The Therac-25 operator sets up the patient on the table using the field light to target the beam. In doing this, treatment parameters must be entered into the machine directly in the treatment room.

He or she then leaves the room and uses the computer console to confirm the treatment parameters (electron or X-ray mode, intensity, duration, etc.). The parameters initially entered in the treatment room appear on the console and the operator simply presses return to confirm each one.

The computer then makes the appropriate adjustments in the machine (moving the turntable, setting the scanning magnets, setting beam intensity etc.). This takes several seconds to do. If the operator notices an error in the input parameters, he or she can, during the setup, edit the parameters at the console without having to start all over again from inside the treatment room.

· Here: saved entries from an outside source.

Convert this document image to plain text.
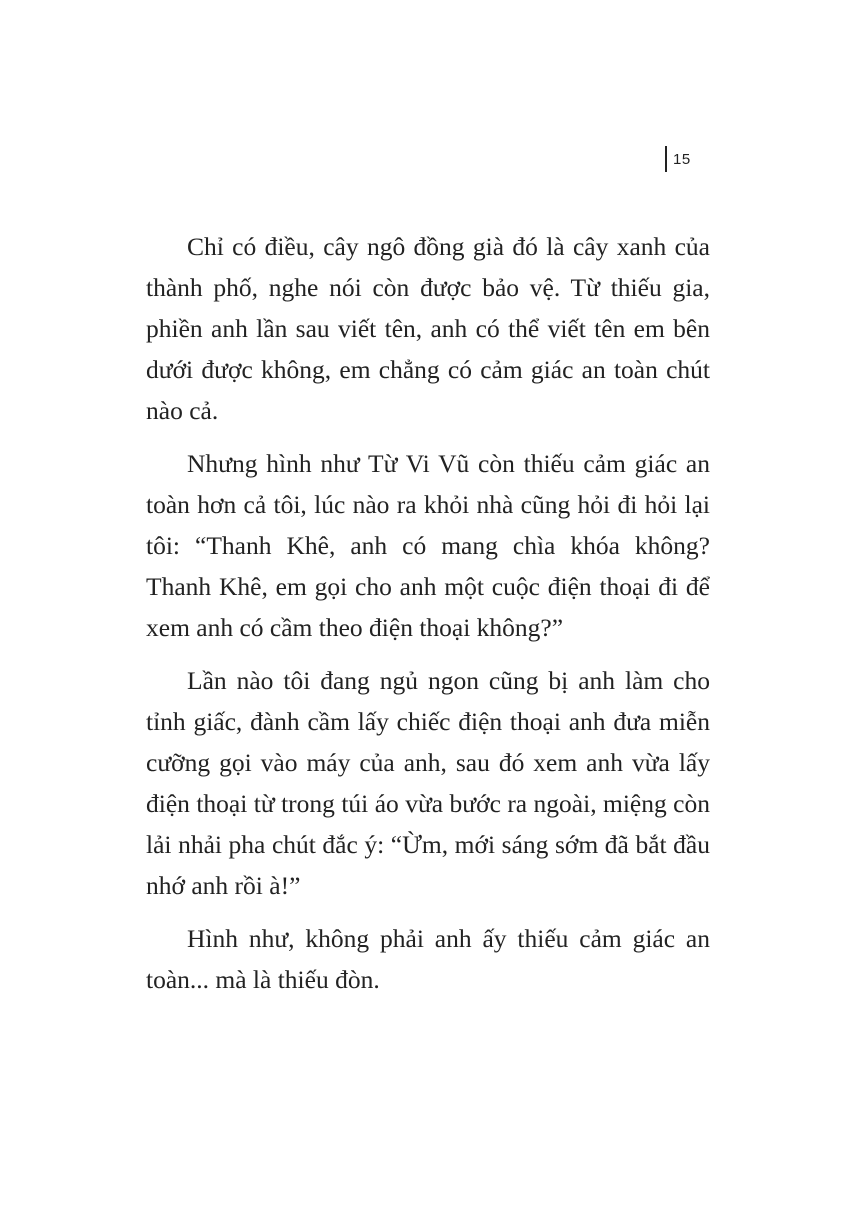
15

Chỉ có điều, cây ngô đồng già đó là cây xanh của thành phố, nghe nói còn được bảo vệ. Từ thiếu gia, phiền anh lần sau viết tên, anh có thể viết tên em bên dưới được không, em chẳng có cảm giác an toàn chút nào cả.

Nhưng hình như Từ Vi Vũ còn thiếu cảm giác an toàn hơn cả tôi, lúc nào ra khỏi nhà cũng hỏi đi hỏi lại tôi: “Thanh Khê, anh có mang chìa khóa không? Thanh Khê, em gọi cho anh một cuộc điện thoại đi để xem anh có cầm theo điện thoại không?”

Lần nào tôi đang ngủ ngon cũng bị anh làm cho tỉnh giấc, đành cầm lấy chiếc điện thoại anh đưa miễn cưỡng gọi vào máy của anh, sau đó xem anh vừa lấy điện thoại từ trong túi áo vừa bước ra ngoài, miệng còn lải nhải pha chút đắc ý: “Ừm, mới sáng sớm đã bắt đầu nhớ anh rồi à!”

Hình như, không phải anh ấy thiếu cảm giác an toàn... mà là thiếu đòn.
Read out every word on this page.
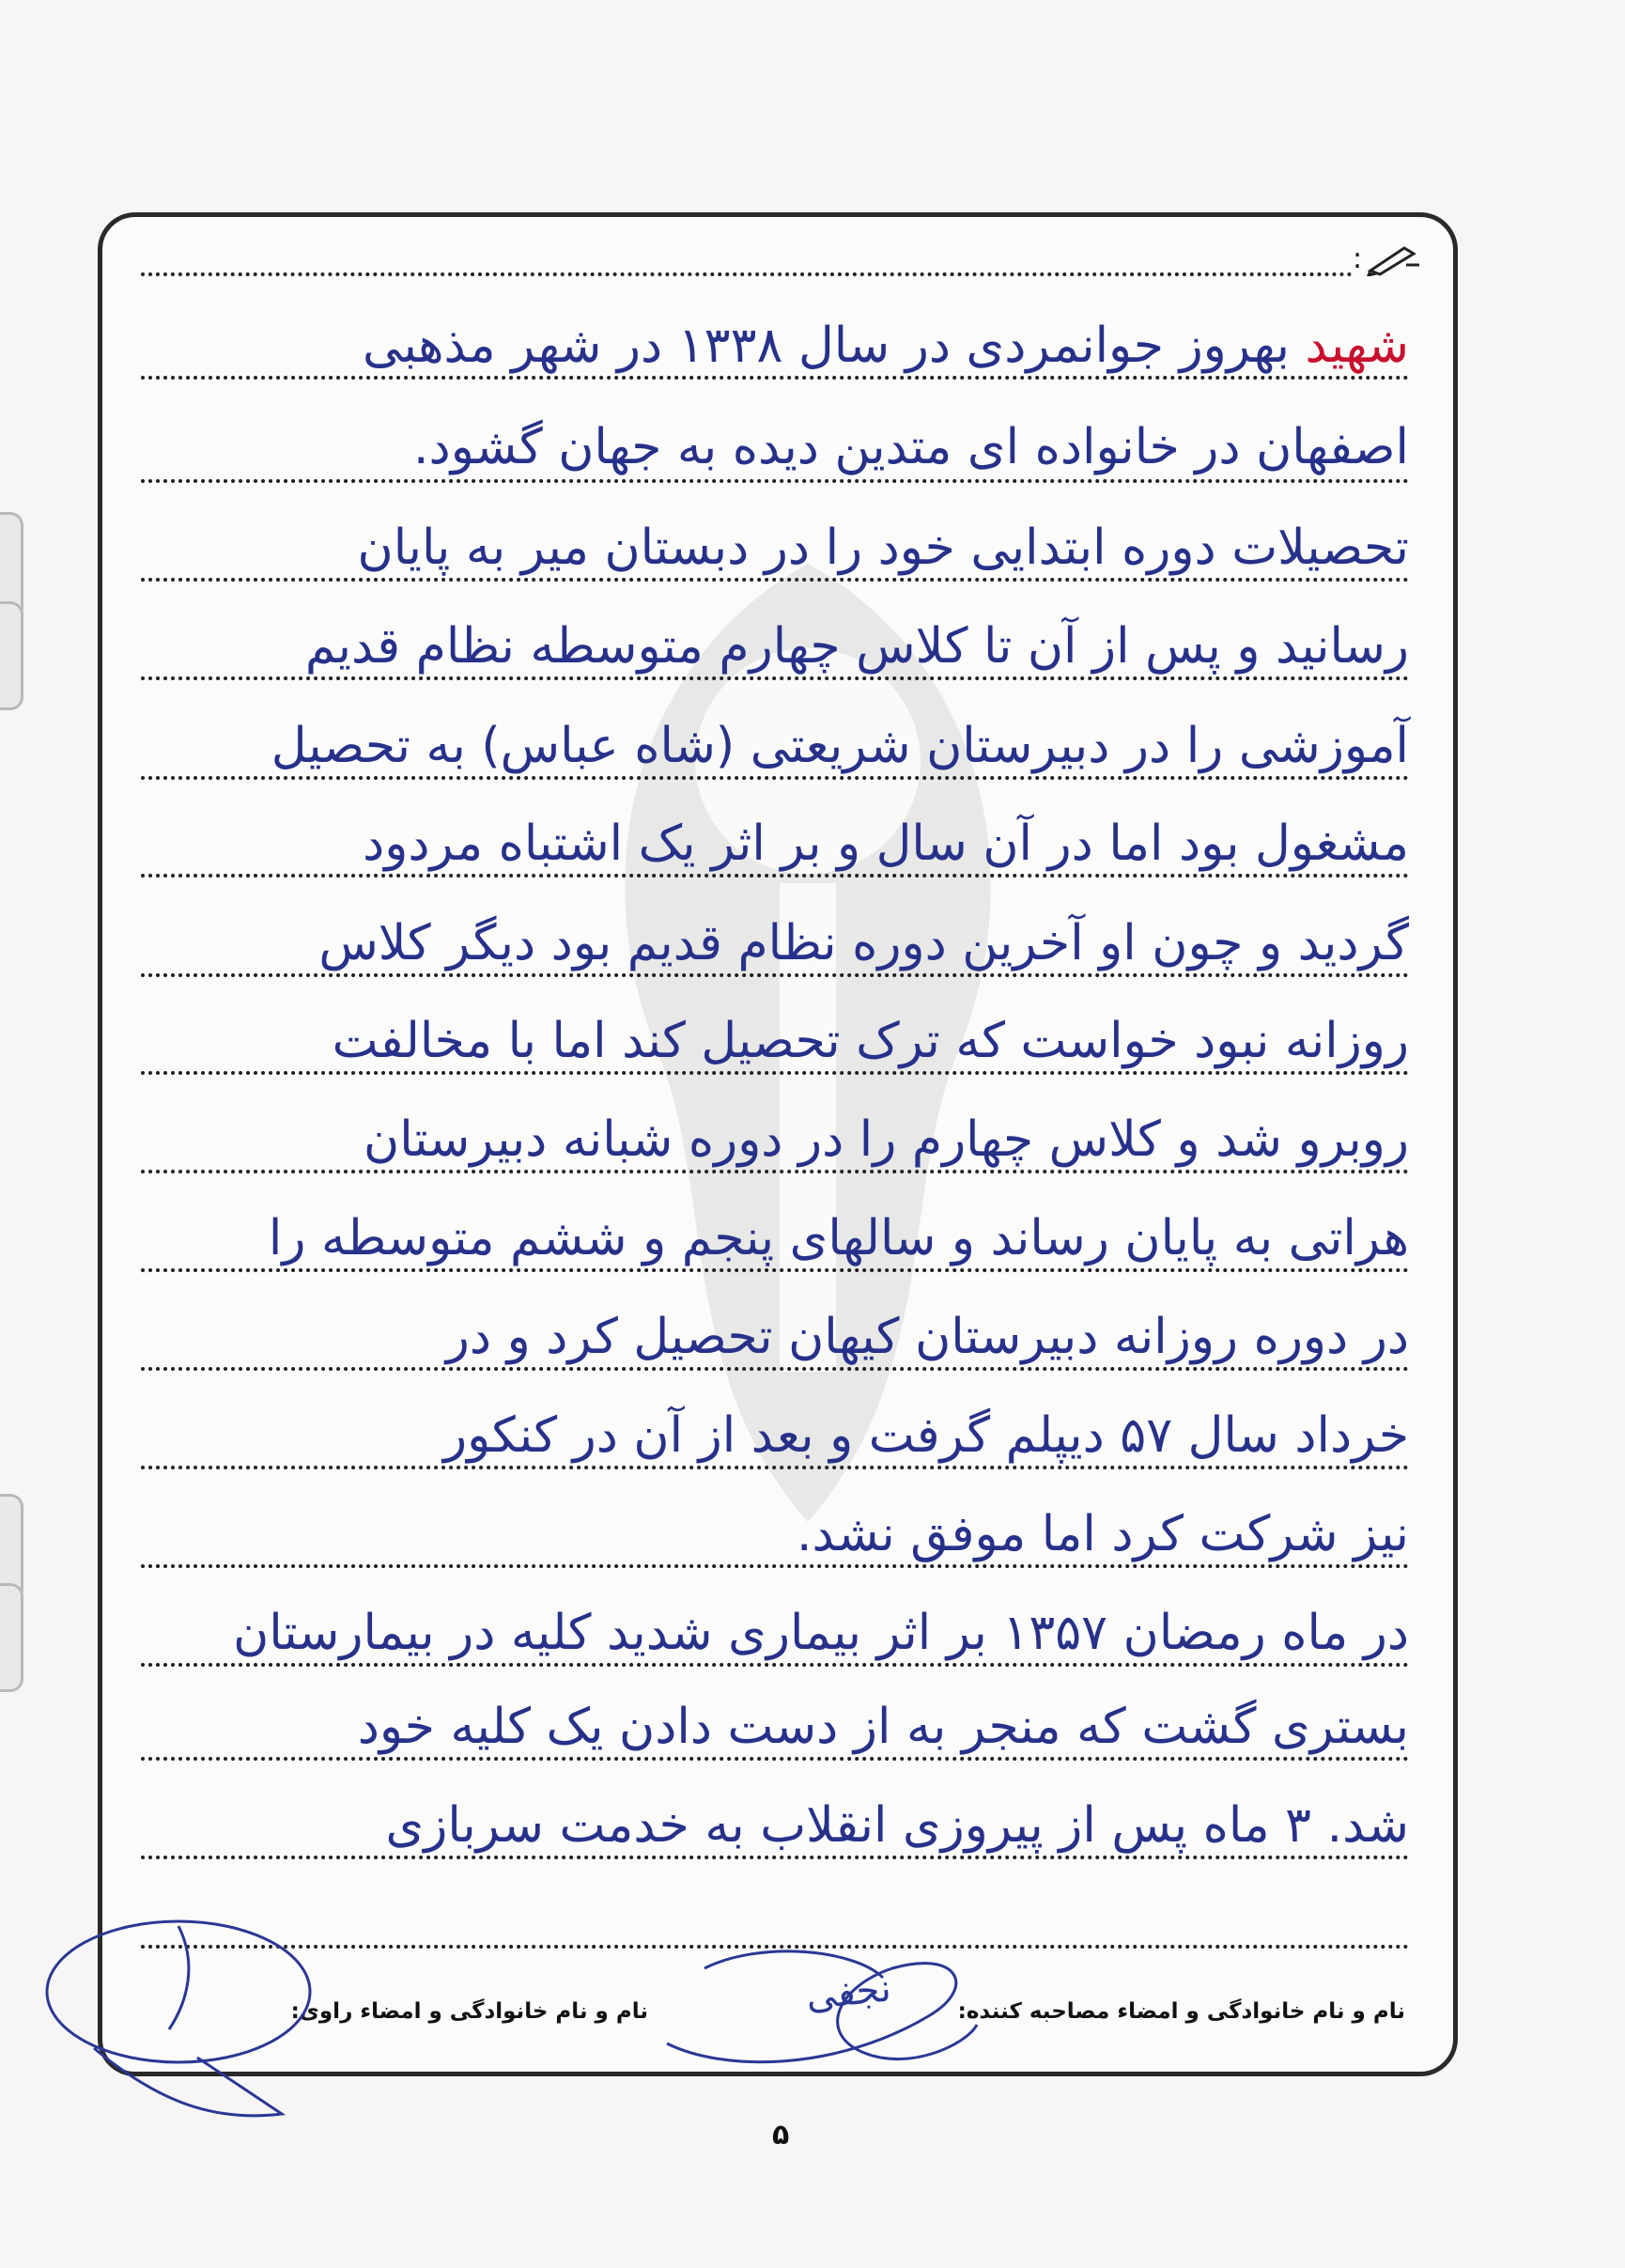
:
شهید بهروز جوانمردی در سال ۱۳۳۸ در شهر مذهبی
اصفهان در خانواده ای متدین دیده به جهان گشود.
تحصیلات دوره ابتدایی خود را در دبستان میر به پایان
رسانید و پس از آن تا کلاس چهارم متوسطه نظام قدیم
آموزشی را در دبیرستان شریعتی (شاه عباس) به تحصیل
مشغول بود اما در آن سال و بر اثر یک اشتباه مردود
گردید و چون او آخرین دوره نظام قدیم بود دیگر کلاس
روزانه نبود خواست که ترک تحصیل کند اما با مخالفت
روبرو شد و کلاس چهارم را در دوره شبانه دبیرستان
هراتی به پایان رساند و سالهای پنجم و ششم متوسطه را
در دوره روزانه دبیرستان کیهان تحصیل کرد و در
خرداد سال ۵۷ دیپلم گرفت و بعد از آن در کنکور
نیز شرکت کرد اما موفق نشد.
در ماه رمضان ۱۳۵۷ بر اثر بیماری شدید کلیه در بیمارستان
بستری گشت که منجر به از دست دادن یک کلیه خود
شد. ۳ ماه پس از پیروزی انقلاب به خدمت سربازی
نام و نام خانوادگی و امضاء مصاحبه کننده:
نام و نام خانوادگی و امضاء راوی:	نجفی
۵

When the computer indicates that the setup has been done correctly, the operator presses the actuation switch. The computer turns the beam on and the treatment begins. There are three possible outcomes at this point, and they all depend on sensors on the machine. If the sensors indicate no trouble, the treatment concludes successfully. If the sensors indicate a minor problem, like the beam being slightly out of tune, the computer turns the beam off immediately. The operator can then press a "proceed" key to retry the treatment up to 5 times. If the sensors indicate a more serious malfunction, like the beam being significantly stronger or weaker, the computer turns the beam off immediately and requires the machine to be completely setup from the beginning.